One cannot consider this great man without considering his great burden. In his speech before the House of Commons at the time, Churchill said, “President Roosevelt’s physical affliction lay heavily upon him. It was a marvel that he bore up against it through all the many years of tumult and storm. Not one man in ten millions, stricken and crippled as he was, would have attempted to plunge into a life of physical and mental exertion and of hard, ceaseless political controversy. Not one in ten millions would have tried, not one in a generation would have succeeded, not only in entering this sphere, not only in acting vehemently in it, but in becoming indisputable master of the scene.”

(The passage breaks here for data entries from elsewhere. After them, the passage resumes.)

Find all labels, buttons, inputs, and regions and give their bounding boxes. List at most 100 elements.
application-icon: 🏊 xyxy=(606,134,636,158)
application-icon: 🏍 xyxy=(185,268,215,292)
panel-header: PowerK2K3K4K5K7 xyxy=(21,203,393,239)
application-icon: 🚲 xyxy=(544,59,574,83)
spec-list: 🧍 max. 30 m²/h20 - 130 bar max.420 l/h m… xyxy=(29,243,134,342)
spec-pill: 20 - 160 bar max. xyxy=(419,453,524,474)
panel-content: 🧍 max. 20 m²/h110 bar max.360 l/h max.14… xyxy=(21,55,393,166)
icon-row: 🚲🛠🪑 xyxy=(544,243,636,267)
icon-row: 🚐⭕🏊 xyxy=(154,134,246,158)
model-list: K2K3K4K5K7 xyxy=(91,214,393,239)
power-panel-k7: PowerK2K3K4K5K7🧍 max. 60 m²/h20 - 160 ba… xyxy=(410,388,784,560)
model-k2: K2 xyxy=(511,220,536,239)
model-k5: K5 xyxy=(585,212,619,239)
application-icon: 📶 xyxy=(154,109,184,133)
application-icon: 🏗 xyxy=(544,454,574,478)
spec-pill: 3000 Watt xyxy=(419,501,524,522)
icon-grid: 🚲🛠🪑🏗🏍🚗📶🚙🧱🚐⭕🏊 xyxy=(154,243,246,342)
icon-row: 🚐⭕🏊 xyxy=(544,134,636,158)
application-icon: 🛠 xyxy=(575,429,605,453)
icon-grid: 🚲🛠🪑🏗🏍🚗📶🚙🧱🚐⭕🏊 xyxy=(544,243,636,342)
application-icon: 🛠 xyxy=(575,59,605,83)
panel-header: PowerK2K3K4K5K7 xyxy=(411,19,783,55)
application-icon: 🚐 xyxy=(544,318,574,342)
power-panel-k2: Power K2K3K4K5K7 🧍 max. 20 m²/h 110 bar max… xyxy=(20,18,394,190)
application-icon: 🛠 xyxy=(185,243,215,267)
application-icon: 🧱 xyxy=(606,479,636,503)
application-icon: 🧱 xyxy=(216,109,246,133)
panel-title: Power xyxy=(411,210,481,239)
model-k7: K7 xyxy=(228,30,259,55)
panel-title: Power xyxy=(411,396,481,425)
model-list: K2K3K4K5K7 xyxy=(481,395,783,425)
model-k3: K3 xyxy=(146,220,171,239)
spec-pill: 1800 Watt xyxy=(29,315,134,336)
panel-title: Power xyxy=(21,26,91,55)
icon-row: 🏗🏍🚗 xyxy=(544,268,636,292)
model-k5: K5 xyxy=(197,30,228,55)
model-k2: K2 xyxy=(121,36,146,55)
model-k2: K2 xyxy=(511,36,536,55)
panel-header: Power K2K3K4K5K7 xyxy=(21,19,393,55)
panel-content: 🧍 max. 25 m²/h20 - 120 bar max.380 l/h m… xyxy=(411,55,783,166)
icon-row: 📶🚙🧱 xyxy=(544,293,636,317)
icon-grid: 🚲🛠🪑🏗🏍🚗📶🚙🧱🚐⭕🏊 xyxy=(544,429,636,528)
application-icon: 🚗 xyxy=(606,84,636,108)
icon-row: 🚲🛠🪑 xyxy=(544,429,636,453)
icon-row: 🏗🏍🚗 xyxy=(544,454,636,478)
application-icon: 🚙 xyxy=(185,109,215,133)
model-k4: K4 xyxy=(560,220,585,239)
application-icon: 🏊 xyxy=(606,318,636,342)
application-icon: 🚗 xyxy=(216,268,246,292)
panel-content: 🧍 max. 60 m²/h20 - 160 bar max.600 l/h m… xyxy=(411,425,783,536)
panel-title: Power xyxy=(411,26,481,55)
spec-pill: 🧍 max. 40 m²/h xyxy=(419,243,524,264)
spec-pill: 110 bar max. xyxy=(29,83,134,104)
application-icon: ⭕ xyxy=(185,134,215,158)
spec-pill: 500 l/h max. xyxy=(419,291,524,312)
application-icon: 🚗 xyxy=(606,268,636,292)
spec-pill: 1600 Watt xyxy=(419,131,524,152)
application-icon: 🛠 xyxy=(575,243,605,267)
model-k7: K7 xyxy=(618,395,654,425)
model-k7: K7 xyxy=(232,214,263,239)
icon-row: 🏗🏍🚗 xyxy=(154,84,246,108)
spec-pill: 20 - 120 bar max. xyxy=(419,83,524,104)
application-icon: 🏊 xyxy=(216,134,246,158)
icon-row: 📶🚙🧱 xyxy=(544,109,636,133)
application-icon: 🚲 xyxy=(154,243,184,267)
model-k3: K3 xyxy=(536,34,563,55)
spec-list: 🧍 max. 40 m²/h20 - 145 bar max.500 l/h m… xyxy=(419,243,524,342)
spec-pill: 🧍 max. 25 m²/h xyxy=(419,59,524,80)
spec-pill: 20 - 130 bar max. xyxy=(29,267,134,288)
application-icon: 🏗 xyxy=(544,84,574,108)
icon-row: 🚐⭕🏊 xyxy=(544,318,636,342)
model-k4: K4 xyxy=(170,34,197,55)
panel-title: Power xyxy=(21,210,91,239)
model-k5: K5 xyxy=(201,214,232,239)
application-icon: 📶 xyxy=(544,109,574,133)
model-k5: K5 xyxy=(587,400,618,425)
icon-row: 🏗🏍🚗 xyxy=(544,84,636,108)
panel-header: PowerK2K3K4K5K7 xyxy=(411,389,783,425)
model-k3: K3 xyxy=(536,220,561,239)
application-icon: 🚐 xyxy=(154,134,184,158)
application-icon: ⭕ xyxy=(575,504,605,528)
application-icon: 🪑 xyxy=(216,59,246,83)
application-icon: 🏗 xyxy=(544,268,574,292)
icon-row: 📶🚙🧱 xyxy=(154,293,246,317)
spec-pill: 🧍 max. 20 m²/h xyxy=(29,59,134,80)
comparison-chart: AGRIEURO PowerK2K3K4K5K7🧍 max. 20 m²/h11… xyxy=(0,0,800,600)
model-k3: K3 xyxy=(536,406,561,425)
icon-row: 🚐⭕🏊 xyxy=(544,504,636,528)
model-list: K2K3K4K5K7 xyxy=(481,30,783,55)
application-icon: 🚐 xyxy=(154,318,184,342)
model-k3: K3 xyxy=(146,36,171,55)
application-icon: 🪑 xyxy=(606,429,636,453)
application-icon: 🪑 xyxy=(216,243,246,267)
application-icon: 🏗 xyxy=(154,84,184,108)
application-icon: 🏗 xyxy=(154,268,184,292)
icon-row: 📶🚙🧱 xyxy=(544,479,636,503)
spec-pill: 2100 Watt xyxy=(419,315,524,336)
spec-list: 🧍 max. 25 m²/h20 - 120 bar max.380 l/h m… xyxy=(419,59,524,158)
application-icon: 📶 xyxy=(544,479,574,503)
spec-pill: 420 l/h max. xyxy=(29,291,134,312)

I am a blubberer. I confess that I cannot read Churchill’s tribute to FDR with a tear in my eye and a lump in my throat. Roosevelt was a great man and a great president. I cannot miss him the way my mother did, but I can resolve to defend his expansive view of necessary social obligations Americans owe to each other and the governmental policies he implemented to make that view a reality. His rejection of the Social Darwinism of his day should find an echo in our own rejection of it in our own day. There is no better way to honor his legacy than to recommit ourselves to the truth that we Americans, individualistic though we may be, are in our struggles together and that government can be, it must be, a force for good in our society and our world.